Se a cabacinha-do-campo tem realmente algum poder afrodisíaco, não se sabe. Algumas de nossas frutas são pouco conhecidas pelos botânicos. Entre brasileiras e estrangeiras, existem cerca de 200 identificadas pelo IBGE. "Mas é provável que esse número seja bem maior, pois nunca foi feito um levantamento abrangente das frutas silvestres". adverte a pesquisadora Sílvia Corrêa Chiea, do Instituto de Botânica de São Paulo. Das catalogadas, algumas ainda não foram analisadas em laboratório para se descobrirem seus nutrientes. Quando isso é feito, boas surpresas saem dos tubos de ensaio. O pequi, semelhante a uma pequena laranja e muito comum no interior de Minas Gerais, Goiás e Mato Grosso do Sul, é o campeão em vitamina A entre todas as frutas do mundo.
Embora a maior parte desse tesouro que impressiona os cientistas e encanta o paladar esteja preservada nos campos e matas naturais, seu futuro não está assegurado. A expansão da fronteira agrícola na Amazônia e no Centro Oeste, assim como a destruição da Mata Atlântica no Sudeste, são uma ameaça constante para a existência de muitas espécies. Algumas já sucumbiram à presença humana, como a jabuticaba-branca. em outros tempos abundante na Mata Atlântica, principalmente junto ao litoral fluminense. Ela seguiu o mesmo destino de seu habitat: a devastação reduziu a mata a menos de 5% de sua área original e hoje pode-se contar nos dedos da mão o número de pés dessa fruta, antes tão comum na região.Esse tipo de troca da biodiversidade pelas monoculturas foi denunciado recentemente pela Organização para Alimentação e Agricultura (FAO). Segundo a entidade internacional, cerca de 40 000 espécies vegetais podem ser extintas no mundo nos próximos cinqüenta anos, devido à especialização do plantio. Só se planta aquilo que vende. Certamente foi isso que fez do maracujá, do caju e de outras brasileiras exceções no quadro do nosso exotismo: são todas daqui. mas, como caíram nas graças dos gulosos, tornaram-se vedetes.
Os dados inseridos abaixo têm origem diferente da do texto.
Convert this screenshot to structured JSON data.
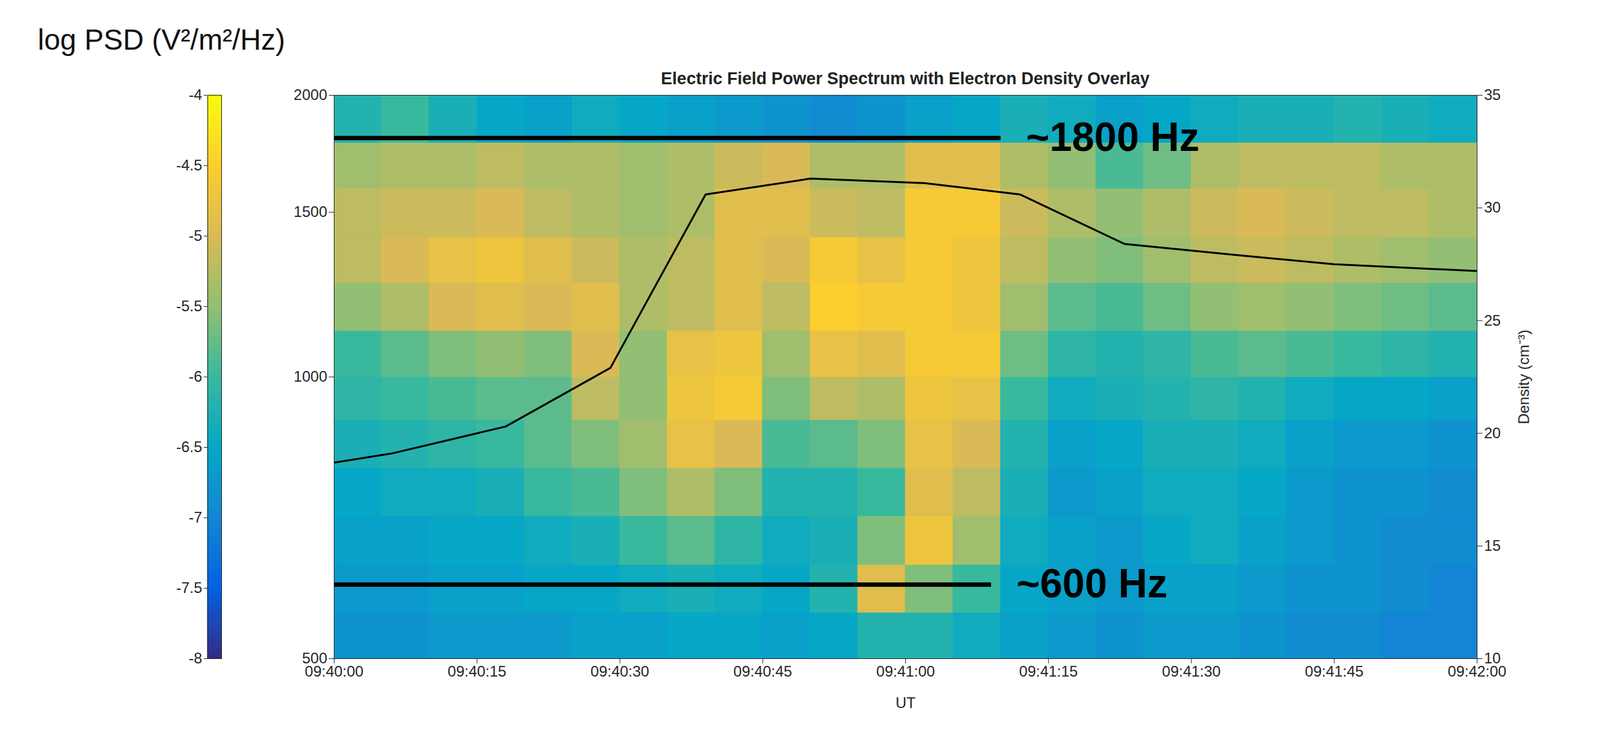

Além de prejudicar a cadeia alimentar, o desaparecimento de frutas tão diferentes significa um desperdício. "Estaremos perdendo um grande potencial de alimentação" diz Dalmo Catauli, pesquisador da Empresa Brasileira de Agropecuária (Embrapa). Mais do que isso, também se perde uma chance de bons negócios. Ao contrário das laranjas brasileiras, que para competir no mercado internacional dependem sempre das geada e nevascas nos pomares americanos, frutas nativas como guaraná, babaçu, maracujá e pequi não têm concorrente em nenhum país. A primeira pessoa a perceber isso foi Maurício de Nassau, o holandês que governou Pernambuco durante sete anos no século XVII. Ao ver que o caju alimentava os índios, evitava que seus marinheiros contraíssem o escorbuto — doença causada pela carência de vitamina C — e, principalmente, alcançava bons preços na Europa, onde se transformava em saborosos doces, ele não teve dúvidas: baixou uma lei que multava em 100 florins quem abatesse um cajueiro.